Yan Sangeng'in kaynak enerjisi ve yaşam gücü kayboluyordu. Dahası, vücudu yaralanma nedeniyle zayıflamış olduğu için enerjisi dağılmıyordu. Aksine, enerjisi akıp gidiyormuş gibi hissediliyordu... Patlamış bir balondan fışkıran hava gibi, korkutucu derecede hızlı bir şekilde kayboluyordu.



Sadece birkaç kısa nefes sonunda, onun aurası tartışılamayacak kadar zayıf hale gelmişti. Bundan sonra, Yan Sangeng'in çömelmiş figürü yavaşça yumuşak çamur gibi yere yığıldı.
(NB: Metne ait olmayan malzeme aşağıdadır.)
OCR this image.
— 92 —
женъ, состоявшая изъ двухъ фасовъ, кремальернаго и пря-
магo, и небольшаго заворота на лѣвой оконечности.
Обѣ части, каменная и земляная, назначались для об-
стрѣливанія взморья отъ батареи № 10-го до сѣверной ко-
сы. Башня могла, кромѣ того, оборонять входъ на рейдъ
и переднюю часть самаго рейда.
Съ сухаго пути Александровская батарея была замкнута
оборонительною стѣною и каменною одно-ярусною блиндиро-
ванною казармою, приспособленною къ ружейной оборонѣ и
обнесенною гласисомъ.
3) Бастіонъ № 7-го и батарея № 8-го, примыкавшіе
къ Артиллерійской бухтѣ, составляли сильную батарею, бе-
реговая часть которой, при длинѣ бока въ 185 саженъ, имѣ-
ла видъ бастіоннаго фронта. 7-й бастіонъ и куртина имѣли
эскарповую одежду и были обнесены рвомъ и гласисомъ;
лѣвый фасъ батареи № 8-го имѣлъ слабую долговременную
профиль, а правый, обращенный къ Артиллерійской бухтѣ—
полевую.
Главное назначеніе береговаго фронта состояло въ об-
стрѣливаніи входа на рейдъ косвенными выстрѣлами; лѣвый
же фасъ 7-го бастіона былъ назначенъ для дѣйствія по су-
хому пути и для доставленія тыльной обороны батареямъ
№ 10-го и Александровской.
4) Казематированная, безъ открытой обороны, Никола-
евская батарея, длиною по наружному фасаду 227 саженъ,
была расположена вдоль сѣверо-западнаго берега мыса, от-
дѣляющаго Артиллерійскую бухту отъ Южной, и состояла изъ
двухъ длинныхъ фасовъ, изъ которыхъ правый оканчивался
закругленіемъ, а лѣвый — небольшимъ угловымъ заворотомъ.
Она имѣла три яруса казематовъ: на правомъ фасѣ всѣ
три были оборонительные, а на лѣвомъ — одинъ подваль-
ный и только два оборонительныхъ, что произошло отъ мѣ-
Başı yere çarptığı an, genişleyen göz bebekleri yavaşça normale döndü ve bir daha asla hareket etmedi.



Yan Sangeng'in yaşam gücü tamamen sönmüştü. Yao Die kadar güçlü biri bile onun içinde kalan bir hayat parçası hissedememişti.



Sessizlik, kıyaslanamayacak kadar korkunç bir sessizlik.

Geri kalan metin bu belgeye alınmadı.